A titanic wash filled the air alive in quickening motion, and a thunderous roar as of all the billion billion waters of all the worlds boomed with a space-annihilating crash of sundering stars toward the funnel. And the sheeted flame above commenced a spinning motion until it whirled furiously and dizzily in a twisten wrack of shifting radiance.

And all the light was flame; and all the flame was black.

And a tremendous and terrible drumming of bellowing abysmal storms howled toward the funnel in road or deafening roar. The funnel widened and lengthened suddenly, and swept apart to form a maelstrom around an immense vacancy that led to outer Space. Far above, the blackness of the sky was moving and streaming in mighty rivers of ebon that serpentined madly toward the funnel.

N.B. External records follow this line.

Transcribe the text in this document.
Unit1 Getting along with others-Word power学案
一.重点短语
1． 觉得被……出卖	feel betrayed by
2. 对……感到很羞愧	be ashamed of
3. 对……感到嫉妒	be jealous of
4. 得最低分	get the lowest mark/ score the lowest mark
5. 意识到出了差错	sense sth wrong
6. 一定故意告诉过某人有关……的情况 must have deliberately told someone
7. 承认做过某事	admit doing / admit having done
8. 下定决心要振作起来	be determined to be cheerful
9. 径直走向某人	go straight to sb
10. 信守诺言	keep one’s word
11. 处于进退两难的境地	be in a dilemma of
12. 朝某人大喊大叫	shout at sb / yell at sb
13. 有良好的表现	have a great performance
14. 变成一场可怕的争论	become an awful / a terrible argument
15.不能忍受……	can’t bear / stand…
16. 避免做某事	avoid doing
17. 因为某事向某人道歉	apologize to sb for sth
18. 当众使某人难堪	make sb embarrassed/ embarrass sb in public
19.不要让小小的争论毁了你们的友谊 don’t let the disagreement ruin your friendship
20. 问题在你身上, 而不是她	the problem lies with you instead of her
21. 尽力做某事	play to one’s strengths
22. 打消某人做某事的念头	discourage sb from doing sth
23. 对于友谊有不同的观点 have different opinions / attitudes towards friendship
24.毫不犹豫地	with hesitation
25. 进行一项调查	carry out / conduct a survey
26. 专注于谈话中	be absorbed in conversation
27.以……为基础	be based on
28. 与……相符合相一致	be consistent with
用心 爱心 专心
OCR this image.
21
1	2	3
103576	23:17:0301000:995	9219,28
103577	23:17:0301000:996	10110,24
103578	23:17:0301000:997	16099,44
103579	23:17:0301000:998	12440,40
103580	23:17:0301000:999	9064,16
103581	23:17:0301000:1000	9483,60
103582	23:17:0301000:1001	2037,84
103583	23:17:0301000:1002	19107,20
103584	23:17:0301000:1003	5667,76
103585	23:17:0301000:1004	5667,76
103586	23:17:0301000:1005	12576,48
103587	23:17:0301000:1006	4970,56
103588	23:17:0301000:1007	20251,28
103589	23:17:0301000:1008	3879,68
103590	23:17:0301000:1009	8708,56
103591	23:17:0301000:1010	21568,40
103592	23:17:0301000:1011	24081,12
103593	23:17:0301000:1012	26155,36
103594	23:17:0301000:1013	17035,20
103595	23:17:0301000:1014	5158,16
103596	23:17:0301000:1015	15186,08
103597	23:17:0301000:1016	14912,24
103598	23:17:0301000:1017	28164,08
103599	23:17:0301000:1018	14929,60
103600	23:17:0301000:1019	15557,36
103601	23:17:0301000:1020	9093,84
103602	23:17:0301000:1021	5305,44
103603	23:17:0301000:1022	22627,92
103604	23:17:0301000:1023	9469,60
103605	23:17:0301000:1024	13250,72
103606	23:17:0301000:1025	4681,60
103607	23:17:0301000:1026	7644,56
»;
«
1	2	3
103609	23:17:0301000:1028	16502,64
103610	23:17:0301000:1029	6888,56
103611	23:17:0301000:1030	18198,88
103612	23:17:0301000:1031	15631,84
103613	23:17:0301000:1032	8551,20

He stood dazed and deafened at the fearful thunder of the space-leaping winds and the uncontrollable forces lashing themselves to savage fury all around. And instinctively he cried:

Loma! Loma!

The flame flung itself together in a coalescing bound. In one huge, solid pillar of fire it soared upward. He followed its lengthening league-long height far above. And it seemed to him that a greater glare gathered about its peak, and that Something had formed there.

Loma! Loma!

All the howling winds poured downward and fled in hurtling rout round the pillar of flame, walling it with a speeding blackness. He tried to move but he could not. Yet all seemed awaiting him, and the pillar became motionless in the screaming winds as if expectant. They were waiting—waiting—

But he moved not.

And the tower of flame which had hung still for a moment leaped upward toward the eternal blackness overhead. But the wanderer stood motionless. And the thundering madly rushing gales vengefully swept downward and about him. He felt torn by a million waters fighting, smashing, and the noise of all enormous washing seas filled his ears. And he stumbled, battered by angry pounding winds.

Loma! Loma!

But the mounting winds fled upward after the flying pillar of flame. Far above he saw a living stream of fire that rocketed outward. About him whirled and twisted the howling blasts, and all around was an ebon infinitude of shouting darkness that hurtled after the streaming flame.

Loma! Loma!

But there answered him only the fearful mockery of the vanishing hurricane—the hiss of a mighty sea that washed farther and farther—the dying echo of a cosmic whisper that faded into nothingness.